A bill sponsored by state Rep. John Simmons, R-Washington, would require a photo identification to vote is waiting to be taken up by the Senate.
House Bill 334 passed the House 109-46 Feb. 24.
The bill is a response to the Missouri Supreme Court’s January 2020 ruling that allowed Missourians to vote using non-photo IDs like current utility bills and bank statements. The ruling struck down part of legislation created after a 2016 constitutional amendment passed with 63 percent of the vote.
Simmons’ bill addresses the part of the previous bill that required people voting with non-photo ID to provide an affidavit swearing to the voter’s identity.
“The court ruled that the language in the affidavit was misleading and confusing,” Simmons said. “They didn’t say that the affidavit, in its very nature, was unconstitutional.”
That left intact the ability to use a non-photo ID to vote, which Simmons’ current bill would remove.
“There really wasn’t that protection that Missourians voted for in that 2016 amendment and also what the General Assembly had wanted when they did that enabling legislation,” he said. “We felt that we wanted to get rid of that second option, and so my bill, basically, took the guidance of the court in a lot of ways, and so rather than rewriting the affidavit and having it maybe go up for another challenge on the language police, we went ahead and just struck out that second option altogether.”
Simmons’s bill would require voters to provide a photo ID like a driver’s license, military ID or a state-issued non-driver’s ID. They also can vote with a provisional ballot but would have to provide an ID by the end of the day or use a signature verification process conducted by the local election authority.

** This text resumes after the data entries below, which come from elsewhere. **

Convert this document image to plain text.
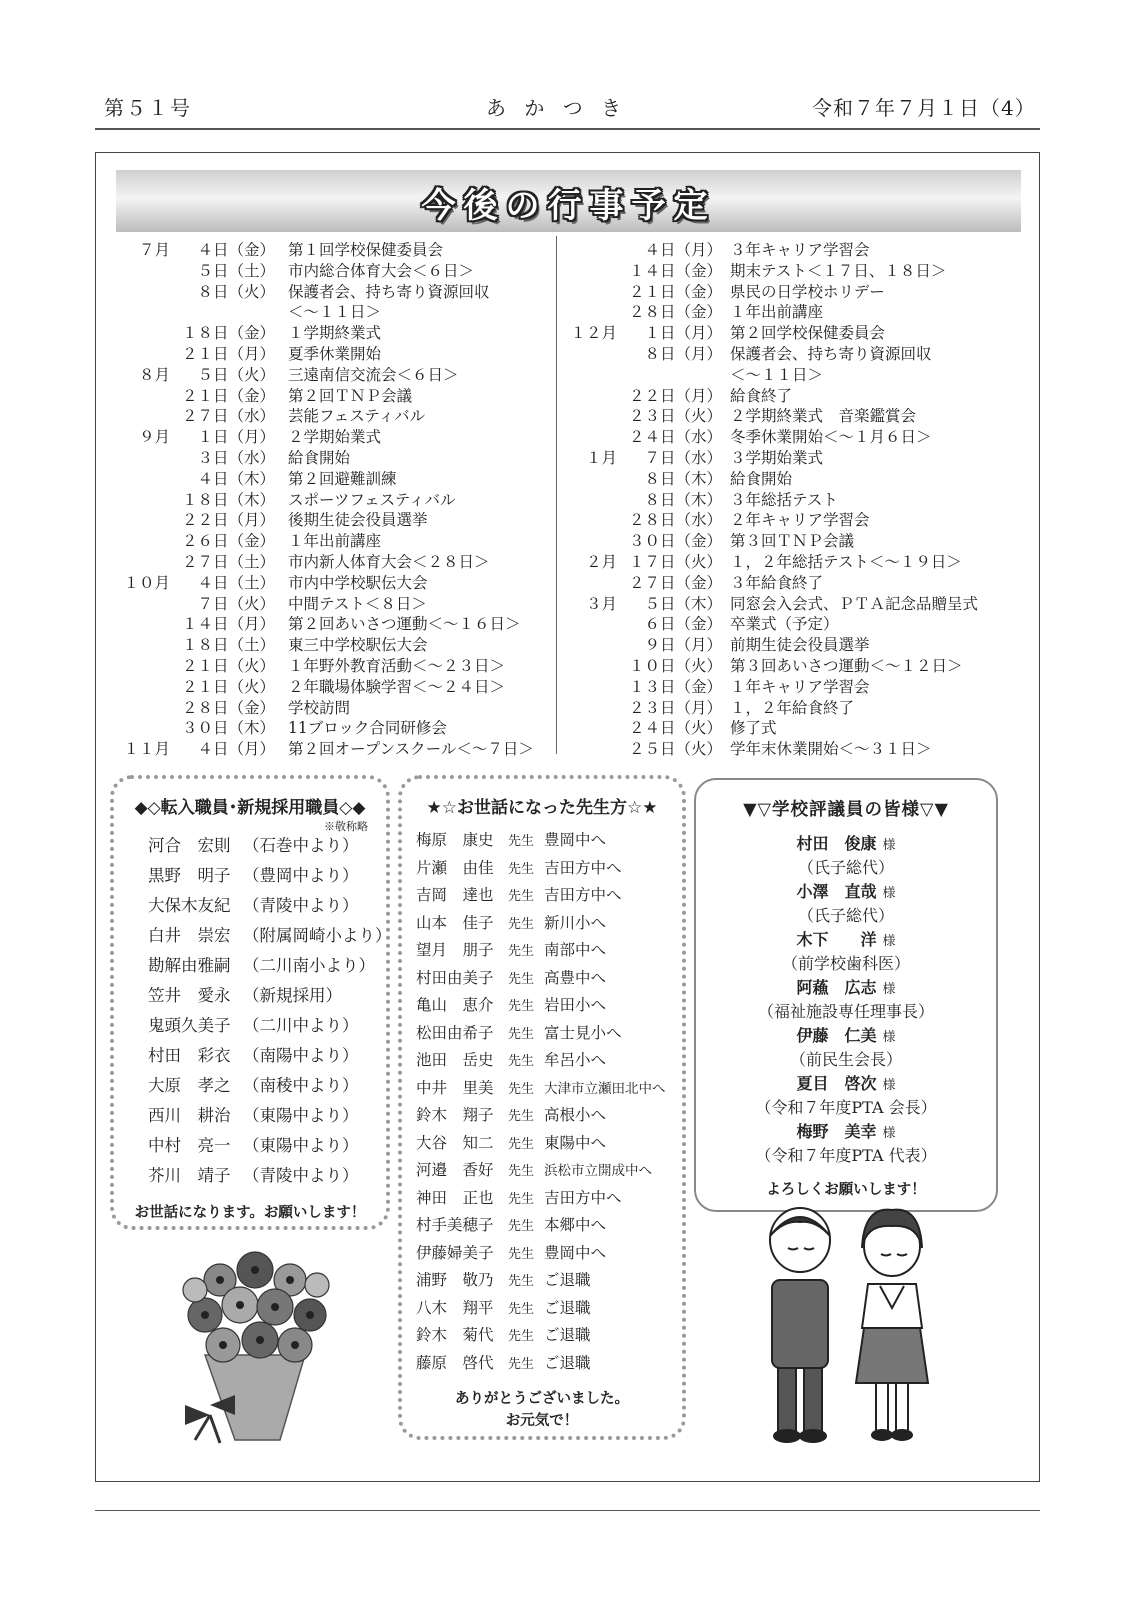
第５１号	あ か つ き	令和７年７月１日（4）
今後の行事予定
７月 ４日（金） 第１回学校保健委員会
５日（土） 市内総合体育大会＜６日＞
８日（火） 保護者会、持ち寄り資源回収
＜～１１日＞
１８日（金） １学期終業式
２１日（月） 夏季休業開始
８月 ５日（火） 三遠南信交流会＜６日＞
２１日（金） 第２回ＴＮＰ会議
２７日（水） 芸能フェスティバル
９月 １日（月） ２学期始業式
３日（水） 給食開始
４日（木） 第２回避難訓練
１８日（木） スポーツフェスティバル
２２日（月） 後期生徒会役員選挙
２６日（金） １年出前講座
２７日（土） 市内新人体育大会＜２８日＞
１０月 ４日（土） 市内中学校駅伝大会
７日（火） 中間テスト＜８日＞
１４日（月） 第２回あいさつ運動＜～１６日＞
１８日（土） 東三中学校駅伝大会
２１日（火） １年野外教育活動＜～２３日＞
２１日（火） ２年職場体験学習＜～２４日＞
２８日（金） 学校訪問
３０日（木） 11ブロック合同研修会
１１月 ４日（月） 第２回オープンスクール＜～７日＞
４日（月） ３年キャリア学習会
１４日（金） 期末テスト＜１７日、１８日＞
２１日（金） 県民の日学校ホリデー
２８日（金） １年出前講座
１２月 １日（月） 第２回学校保健委員会
８日（月） 保護者会、持ち寄り資源回収
＜～１１日＞
２２日（月） 給食終了
２３日（火） ２学期終業式　音楽鑑賞会
２４日（水） 冬季休業開始＜～１月６日＞
１月 ７日（水） ３学期始業式
８日（木） 給食開始
８日（木） ３年総括テスト
２８日（水） ２年キャリア学習会
３０日（金） 第３回ＴＮＰ会議
２月 １７日（火） １，２年総括テスト＜～１９日＞
２７日（金） ３年給食終了
３月 ５日（木） 同窓会入会式、ＰＴＡ記念品贈呈式
６日（金） 卒業式（予定）
９日（月） 前期生徒会役員選挙
１０日（火） 第３回あいさつ運動＜～１２日＞
１３日（金） １年キャリア学習会
２３日（月） １，２年給食終了
２４日（火） 修了式
２５日（火） 学年末休業開始＜～３１日＞
◆◇転入職員･新規採用職員◇◆
※敬称略
河合　宏則 （石巻中より）
黒野　明子 （豊岡中より）
大保木友紀 （青陵中より）
白井　崇宏 （附属岡崎小より）
勘解由雅嗣 （二川南小より）
笠井　愛永 （新規採用）
鬼頭久美子 （二川中より）
村田　彩衣 （南陽中より）
大原　孝之 （南稜中より）
西川　耕治 （東陽中より）
中村　亮一 （東陽中より）
芥川　靖子 （青陵中より）
お世話になります。お願いします！
★☆お世話になった先生方☆★
梅原　康史 先生 豊岡中へ
片瀬　由佳 先生 吉田方中へ
吉岡　達也 先生 吉田方中へ
山本　佳子 先生 新川小へ
望月　朋子 先生 南部中へ
村田由美子 先生 高豊中へ
亀山　恵介 先生 岩田小へ
松田由希子 先生 富士見小へ
池田　岳史 先生 牟呂小へ
中井　里美 先生 大津市立瀬田北中へ
鈴木　翔子 先生 高根小へ
大谷　知二 先生 東陽中へ
河邉　香好 先生 浜松市立開成中へ
神田　正也 先生 吉田方中へ
村手美穂子 先生 本郷中へ
伊藤婦美子 先生 豊岡中へ
浦野　敬乃 先生 ご退職
八木　翔平 先生 ご退職
鈴木　菊代 先生 ご退職
藤原　啓代 先生 ご退職
ありがとうございました。
お元気で！
▼▽学校評議員の皆様▽▼
村田　俊康 様
（氏子総代）
小澤　直哉 様
（氏子総代）
木下　　洋 様
（前学校歯科医）
阿蘓　広志 様
（福祉施設専任理事長）
伊藤　仁美 様
（前民生会長）
夏目　啓次 様
（令和７年度PTA 会長）
梅野　美幸 様
（令和７年度PTA 代表）
よろしくお願いします！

“The whole goal is when you show up to vote, no one will ever be turned away,” Simmons said.
Simmons is confident this bill will stand under the Supreme Court.
“Missourians made this constitutional, and the U.S. Supreme Court decided in the Marion case in 2008 that photo ID is not unconstitutional,” Simmons said, referring to a case involving an Indiana law.
The Missouri Supreme Court was wrong to take away the affidavit but leave intact the ability to vote with a non-photo ID, Simmons said.
“Everybody, in common sense, will tell you that’s no way of protecting the ballot,” he said. “The whole purpose is to have confidence and integrity when people vote. ”
The House Election Committee also is looking at other issues like registration, ballot harvesting and absentee ballot fraud to make sure it is tightening up all the language on the books, Simmons said.
“We want to make sure that we scrutinize all the election laws right now,” he said.
When asked how many cases of voter fraud happened in Missouri in November, Simmons said, “I don’t know that off the top of my head. I don’t know what’s been adjudicated. But there’s been a lot of different cases over the years across the nation of voter fraud.”
The change in law wouldn’t affect the majority of voters, most of whom already show ID or their voter card, Franklin County Clerk Tim Baker said. About 50 people cast provisional ballots in November 2020, and that number might be 10 or less in April.
“We have to show our ID for everything else,” Baker said. “The election is definitely one area that I would strongly encourage a photo ID.”
Critics say photo ID laws block millions of eligible Americans from voting. According to the Brennan Center for Justice, up to 11 percent of eligible voters do not have the kind of ID that is required in some states, and the percentage is higher among seniors, minorities, people with disabilities, low-income voters and students.
The bill now needs passage from the Senate and the signature of Gov. Mike Parson.